The second most anticipated stock market debut of the summer is going far better than the first, so far.
The enterprise chat platform that aims to overthrow email culture has surged on its New York Stock Exchange debut. Its choice of a direct-listing route to public markets, as opposed to a conventional IPO, hasn’t hurt
Slack Technologies Inc. at least has the look of a successfully launched stock. In line with direct-listing practice, investors were offered a ‘reference price’ on Thursday morning, U.S. time, of $26 a share. A couple hours into trade the stock launched with a huge 48% leap to $38.50. It went on to extend the pop to as much as $42 or 61.5% above the reference price. Just ahead of publishing Slack retained most gains, hovering around $39.
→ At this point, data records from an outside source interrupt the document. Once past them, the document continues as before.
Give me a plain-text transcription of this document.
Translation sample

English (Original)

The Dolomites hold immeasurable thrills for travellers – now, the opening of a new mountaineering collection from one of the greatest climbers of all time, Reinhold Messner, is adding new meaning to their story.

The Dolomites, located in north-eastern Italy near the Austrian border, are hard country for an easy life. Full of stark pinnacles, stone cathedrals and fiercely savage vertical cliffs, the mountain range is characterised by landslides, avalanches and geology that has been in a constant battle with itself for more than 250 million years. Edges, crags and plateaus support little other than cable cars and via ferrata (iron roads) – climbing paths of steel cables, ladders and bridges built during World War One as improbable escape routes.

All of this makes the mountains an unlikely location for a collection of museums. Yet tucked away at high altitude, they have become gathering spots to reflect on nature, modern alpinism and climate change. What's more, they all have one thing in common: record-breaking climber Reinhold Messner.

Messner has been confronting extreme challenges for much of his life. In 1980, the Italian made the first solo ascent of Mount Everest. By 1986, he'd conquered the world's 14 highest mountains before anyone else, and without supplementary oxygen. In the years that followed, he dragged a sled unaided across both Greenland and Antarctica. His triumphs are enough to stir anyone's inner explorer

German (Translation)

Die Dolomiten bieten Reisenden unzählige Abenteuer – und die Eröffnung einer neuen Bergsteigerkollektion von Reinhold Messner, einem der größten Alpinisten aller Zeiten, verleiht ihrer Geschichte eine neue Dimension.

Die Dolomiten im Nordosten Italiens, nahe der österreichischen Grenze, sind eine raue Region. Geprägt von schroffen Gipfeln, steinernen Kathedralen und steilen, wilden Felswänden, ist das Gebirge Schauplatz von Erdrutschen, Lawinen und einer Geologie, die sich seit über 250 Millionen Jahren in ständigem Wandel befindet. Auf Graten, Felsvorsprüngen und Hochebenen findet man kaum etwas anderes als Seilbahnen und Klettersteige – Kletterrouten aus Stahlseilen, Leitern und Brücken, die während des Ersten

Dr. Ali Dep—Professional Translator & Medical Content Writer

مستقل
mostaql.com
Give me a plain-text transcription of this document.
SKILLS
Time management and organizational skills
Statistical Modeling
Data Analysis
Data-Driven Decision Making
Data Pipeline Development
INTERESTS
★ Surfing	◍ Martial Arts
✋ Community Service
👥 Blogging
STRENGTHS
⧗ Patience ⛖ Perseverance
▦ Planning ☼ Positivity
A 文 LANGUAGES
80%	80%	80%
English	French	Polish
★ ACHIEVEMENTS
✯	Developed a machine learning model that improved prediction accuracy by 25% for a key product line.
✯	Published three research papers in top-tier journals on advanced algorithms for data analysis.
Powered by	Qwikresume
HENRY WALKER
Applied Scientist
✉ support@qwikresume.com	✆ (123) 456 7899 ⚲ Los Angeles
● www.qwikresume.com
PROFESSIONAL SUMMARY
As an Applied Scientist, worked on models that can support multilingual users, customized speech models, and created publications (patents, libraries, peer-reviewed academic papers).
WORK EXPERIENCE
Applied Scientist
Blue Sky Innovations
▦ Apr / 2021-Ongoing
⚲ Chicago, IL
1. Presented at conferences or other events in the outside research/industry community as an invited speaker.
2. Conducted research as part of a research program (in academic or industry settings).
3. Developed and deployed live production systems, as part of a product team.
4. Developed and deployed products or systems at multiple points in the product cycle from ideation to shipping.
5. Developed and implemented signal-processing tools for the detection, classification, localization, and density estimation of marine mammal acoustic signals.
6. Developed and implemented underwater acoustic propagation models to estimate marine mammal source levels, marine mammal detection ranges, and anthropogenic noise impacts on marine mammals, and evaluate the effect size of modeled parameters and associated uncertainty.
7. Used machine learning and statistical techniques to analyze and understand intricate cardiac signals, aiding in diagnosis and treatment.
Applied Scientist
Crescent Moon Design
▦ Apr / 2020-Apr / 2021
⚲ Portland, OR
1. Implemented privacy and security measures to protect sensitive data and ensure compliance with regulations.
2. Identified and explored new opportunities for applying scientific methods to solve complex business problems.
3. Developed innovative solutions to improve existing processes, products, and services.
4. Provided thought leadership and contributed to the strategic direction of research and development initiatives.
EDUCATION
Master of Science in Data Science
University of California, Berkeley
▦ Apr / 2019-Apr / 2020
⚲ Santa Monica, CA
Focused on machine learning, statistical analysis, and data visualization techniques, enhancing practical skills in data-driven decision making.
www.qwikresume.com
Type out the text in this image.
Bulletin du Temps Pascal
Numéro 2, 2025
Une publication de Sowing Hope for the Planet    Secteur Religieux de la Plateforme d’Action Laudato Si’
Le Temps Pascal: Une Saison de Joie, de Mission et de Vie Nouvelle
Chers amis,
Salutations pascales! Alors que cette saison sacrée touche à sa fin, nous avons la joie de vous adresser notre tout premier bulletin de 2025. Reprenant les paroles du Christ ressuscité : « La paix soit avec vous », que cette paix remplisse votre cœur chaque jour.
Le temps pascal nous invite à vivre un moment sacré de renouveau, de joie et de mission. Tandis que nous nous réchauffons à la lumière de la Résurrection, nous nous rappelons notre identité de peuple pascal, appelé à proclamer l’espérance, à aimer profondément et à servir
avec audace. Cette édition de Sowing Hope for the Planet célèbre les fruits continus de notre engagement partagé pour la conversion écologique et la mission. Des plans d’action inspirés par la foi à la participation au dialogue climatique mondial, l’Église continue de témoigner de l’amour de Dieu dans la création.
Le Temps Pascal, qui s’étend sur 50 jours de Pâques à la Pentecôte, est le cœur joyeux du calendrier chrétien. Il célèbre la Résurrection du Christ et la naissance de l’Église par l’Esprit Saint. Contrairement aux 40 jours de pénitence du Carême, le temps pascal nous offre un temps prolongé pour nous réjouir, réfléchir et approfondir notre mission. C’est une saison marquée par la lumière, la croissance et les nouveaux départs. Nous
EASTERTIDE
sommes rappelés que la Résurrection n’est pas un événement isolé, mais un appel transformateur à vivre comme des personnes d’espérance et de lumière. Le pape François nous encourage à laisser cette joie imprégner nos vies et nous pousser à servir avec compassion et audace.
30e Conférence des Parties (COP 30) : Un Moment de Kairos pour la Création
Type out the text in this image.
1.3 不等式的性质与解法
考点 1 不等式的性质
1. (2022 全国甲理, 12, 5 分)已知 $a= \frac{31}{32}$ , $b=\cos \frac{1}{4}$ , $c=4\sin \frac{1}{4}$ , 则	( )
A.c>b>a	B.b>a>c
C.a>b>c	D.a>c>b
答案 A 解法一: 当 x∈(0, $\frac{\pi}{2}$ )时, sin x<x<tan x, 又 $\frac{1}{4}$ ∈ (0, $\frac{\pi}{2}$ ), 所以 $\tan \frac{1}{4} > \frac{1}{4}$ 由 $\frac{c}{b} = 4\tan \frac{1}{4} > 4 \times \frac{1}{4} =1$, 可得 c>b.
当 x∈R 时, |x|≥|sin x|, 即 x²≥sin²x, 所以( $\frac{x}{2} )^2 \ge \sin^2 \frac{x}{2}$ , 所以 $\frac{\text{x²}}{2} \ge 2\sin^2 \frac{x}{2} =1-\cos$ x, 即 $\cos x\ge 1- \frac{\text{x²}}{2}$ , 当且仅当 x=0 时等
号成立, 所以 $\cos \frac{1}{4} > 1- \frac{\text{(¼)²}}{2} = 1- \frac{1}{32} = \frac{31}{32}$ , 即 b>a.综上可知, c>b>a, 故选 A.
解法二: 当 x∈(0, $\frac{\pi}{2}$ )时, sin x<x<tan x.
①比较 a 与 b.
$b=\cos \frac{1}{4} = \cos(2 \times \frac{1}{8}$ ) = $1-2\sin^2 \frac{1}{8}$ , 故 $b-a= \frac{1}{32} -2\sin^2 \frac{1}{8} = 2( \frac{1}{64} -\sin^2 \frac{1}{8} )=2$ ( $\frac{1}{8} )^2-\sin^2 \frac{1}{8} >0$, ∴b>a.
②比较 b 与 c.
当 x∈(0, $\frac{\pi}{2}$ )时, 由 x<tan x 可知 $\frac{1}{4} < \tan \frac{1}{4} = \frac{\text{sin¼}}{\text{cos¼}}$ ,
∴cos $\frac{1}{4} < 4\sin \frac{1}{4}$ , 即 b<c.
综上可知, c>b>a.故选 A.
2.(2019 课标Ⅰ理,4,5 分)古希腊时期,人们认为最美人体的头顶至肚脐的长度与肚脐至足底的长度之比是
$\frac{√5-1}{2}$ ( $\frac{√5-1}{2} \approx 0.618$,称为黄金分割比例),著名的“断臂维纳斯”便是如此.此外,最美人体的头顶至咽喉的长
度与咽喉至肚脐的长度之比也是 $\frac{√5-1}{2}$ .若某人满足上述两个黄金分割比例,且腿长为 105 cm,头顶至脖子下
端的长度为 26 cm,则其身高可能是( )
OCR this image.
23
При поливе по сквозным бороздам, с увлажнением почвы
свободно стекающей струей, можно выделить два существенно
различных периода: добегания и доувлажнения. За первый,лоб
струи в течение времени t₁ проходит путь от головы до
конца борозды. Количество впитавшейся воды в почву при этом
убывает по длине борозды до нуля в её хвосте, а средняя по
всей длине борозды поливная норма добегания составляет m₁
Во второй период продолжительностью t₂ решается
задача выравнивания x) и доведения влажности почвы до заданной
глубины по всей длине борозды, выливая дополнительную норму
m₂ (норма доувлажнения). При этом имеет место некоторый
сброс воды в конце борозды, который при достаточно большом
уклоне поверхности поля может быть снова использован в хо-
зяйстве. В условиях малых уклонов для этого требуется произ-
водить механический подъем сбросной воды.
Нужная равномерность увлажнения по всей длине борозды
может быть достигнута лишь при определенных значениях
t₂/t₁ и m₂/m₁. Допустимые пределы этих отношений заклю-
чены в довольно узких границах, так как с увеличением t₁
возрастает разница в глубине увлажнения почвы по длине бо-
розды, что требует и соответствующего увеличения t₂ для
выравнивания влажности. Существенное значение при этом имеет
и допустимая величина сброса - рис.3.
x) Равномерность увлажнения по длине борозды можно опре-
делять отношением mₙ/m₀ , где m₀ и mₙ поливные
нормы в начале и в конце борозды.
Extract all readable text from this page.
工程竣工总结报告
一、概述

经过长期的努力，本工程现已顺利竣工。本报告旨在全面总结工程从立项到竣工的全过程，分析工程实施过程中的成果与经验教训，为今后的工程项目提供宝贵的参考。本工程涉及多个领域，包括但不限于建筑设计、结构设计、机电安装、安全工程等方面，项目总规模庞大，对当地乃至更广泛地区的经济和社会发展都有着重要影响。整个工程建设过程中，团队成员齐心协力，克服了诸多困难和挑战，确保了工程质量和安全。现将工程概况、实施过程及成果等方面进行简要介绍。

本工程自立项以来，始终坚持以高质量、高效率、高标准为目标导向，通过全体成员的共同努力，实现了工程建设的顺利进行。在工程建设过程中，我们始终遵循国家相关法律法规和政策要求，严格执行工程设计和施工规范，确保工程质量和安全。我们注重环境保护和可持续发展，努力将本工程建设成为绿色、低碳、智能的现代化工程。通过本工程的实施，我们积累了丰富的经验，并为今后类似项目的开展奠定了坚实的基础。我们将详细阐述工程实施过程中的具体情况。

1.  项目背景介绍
Compare this with Uber, which has still not sustainably regained its initial price of $45, six weeks after the taxi app’s IPO. It is clear Slack has done better relative to expectations. Again, unlike Uber, the messenger app’s new market valuation of almost $20bn compares favourably with the valuation implied by its last private funding round, around $7bn. Private valuations are hardly scientific. But if Slack closes with a higher valuation, that will do sentiment on the stock no harm.
Defining how it’s achieved this isn’t easy. It helps that Slack was flashing positive signals by the mere choice of a direct offering. Companies that sell shares direct to investors don’t necessarily raise equity capital as no new shares are issued. The tacit message is that Slack doesn’t actually need the money. With around $800m in cash on the books, there’s something to that view. CEO Stewart Butterfield has acknowledged that the listing will offer more financial flexibility. Even so, cash burn of some $100m in the prior financial year looks manageable.
So for now, the proof in Slack’s pudding is more about the viability of its central proposition rather than whether it can survive financially.
That’s no small luxury for a unicorn. But after ramping revenues by over 300% between 2017 and its last financial year, further growth isn’t a given. From $454m, investors see sales at $600m in 2019/20 and $827m in 2020/21. Sustainable profitability looks to be around the $1bn mark. The pace of enterprise adoption continues to look promising for that goal, though Microsoft, Slack’s main competitor with its Teams product; could yet slow the smaller company’s current customer growth rate of around 50%.
Slack’s trailing four-quarter customer growth - Q4 2017 to Q4 2019
Source: Bloomberg Intelligence
Still, all the signs suggest that there is room for at least two competitors in the email replacement market. At the very least, Slack will simply need to maintain strong financial discipline for a shot at taking a share. As for the stock, given that Thursday’s benign market conditions almost certainly played a part in its strong debut, the watch will be on to see whether volatility buffets the shares in coming days. The ratio of Slack equity plus debt over sales is now 34 times, a massive bump over the median of close peers—around 6 times. The big gap is sure tempt sellers in the near term.